I've always used progress object like this:

<progress id="myProgressBar" value="1" max="100"></progress>

Then, set progress.value as an integer between 0 and 100 (or whatever MAX is) ...

document.getElementById("myProgressBar").value = 10;
// code ...
document.getElementById("myProgressBar").value = 20;
 // code...
document.getElementById("myProgressBar").value = 30;
// etc ...

YouTube API

According to this super helpful post:

player.getCurrentTime():Number

Returns the elapsed time in seconds since the video started playing.

player.getDuration():Number

Returns the duration in seconds of the currently playing video. Note that getDuration() will return 0 until the video's metadata is loaded, which normally happens just after the video starts playing.

Your Code

So, now we know (because stackoverflow SAID so) that duration is in seconds and we know (ibid) that player.getCurrentTime() is also yielding seconds. Given those facts, we can just do the following:

var duration = player.getDuration();
var progress = document.getElementById('progress');
if(duration!=undefined) { progress.max = parseInt(duration); }

var to = setInterval(function() {
    //just in case we got "0" last time.
    if(duration==undefined || duration == 0) {
       duration = player.getDuration(); 
       if(duration==undefined || duration==0) { return; }
       progress.max = duration;
    }
    var currentProgress = parseInt(player.getCurrentTime());
    if(currentProgress <= duration) { progress.value = currentProgress; }
}, 1000);

Of course, this is TOTALLY UNTESTED code... Like I said - it should really be a comment, but comments are so ... limited ;-).
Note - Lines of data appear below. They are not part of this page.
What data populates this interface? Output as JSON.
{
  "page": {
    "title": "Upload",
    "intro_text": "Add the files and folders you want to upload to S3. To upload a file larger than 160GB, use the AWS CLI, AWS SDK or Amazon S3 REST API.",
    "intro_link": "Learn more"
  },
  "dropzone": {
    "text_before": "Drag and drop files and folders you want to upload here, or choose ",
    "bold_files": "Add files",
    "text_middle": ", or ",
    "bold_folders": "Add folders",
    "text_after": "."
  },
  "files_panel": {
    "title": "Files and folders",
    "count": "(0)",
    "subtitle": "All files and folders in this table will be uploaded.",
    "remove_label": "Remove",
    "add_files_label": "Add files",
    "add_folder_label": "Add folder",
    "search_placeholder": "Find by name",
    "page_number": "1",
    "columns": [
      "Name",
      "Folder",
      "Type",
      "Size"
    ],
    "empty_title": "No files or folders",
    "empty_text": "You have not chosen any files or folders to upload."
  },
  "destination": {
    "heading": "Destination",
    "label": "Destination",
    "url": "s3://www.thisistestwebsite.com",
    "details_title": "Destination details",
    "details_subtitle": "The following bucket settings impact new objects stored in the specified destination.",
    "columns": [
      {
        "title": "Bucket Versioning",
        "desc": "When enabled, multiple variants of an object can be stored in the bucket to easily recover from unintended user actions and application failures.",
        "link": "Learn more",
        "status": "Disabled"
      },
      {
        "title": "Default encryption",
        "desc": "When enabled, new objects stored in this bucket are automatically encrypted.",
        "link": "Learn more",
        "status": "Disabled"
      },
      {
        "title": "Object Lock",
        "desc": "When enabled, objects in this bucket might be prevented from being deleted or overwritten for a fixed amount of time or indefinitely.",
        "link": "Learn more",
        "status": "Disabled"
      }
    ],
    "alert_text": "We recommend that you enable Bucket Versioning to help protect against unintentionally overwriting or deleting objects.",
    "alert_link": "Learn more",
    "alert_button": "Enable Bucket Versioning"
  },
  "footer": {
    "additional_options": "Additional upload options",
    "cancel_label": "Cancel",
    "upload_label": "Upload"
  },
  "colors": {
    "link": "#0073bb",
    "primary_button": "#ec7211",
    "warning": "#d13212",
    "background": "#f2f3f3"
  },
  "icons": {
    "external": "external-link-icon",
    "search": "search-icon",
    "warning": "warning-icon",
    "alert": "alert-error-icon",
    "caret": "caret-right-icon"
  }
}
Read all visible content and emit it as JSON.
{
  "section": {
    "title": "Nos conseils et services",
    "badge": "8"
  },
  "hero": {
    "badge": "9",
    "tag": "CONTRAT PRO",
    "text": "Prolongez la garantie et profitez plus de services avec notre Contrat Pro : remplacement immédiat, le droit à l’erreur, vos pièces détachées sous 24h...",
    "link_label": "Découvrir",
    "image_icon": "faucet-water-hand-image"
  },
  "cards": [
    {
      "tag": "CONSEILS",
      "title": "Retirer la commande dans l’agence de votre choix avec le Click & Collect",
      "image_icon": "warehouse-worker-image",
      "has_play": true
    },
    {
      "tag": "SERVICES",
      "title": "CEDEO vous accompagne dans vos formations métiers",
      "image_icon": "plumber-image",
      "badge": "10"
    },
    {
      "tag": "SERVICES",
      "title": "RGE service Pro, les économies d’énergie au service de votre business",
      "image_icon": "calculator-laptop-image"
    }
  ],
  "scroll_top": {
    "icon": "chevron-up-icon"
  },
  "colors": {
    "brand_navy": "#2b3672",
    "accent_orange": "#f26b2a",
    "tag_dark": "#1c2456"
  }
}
I'd put loggers in that interval code to see what values I'm getting for duration and for "currentProgress" as a next step... Then, once it's working, I'd wrap it in a try to avoid hiccups from the youTube api. But, that's just me.

Oh. And we are counting seconds, not 1/4 seconds...

Oops... one last thing. Since we are tracking seconds, I changed the interval to fire every second. No reason to fire 4 times if my update interval isn't going to change.

If you wanted to track 1/10 of a second, I guess you could multiple both duration and getCurrentTime by 10 before you parseInt() them.

Hope it at least points you in the right direction.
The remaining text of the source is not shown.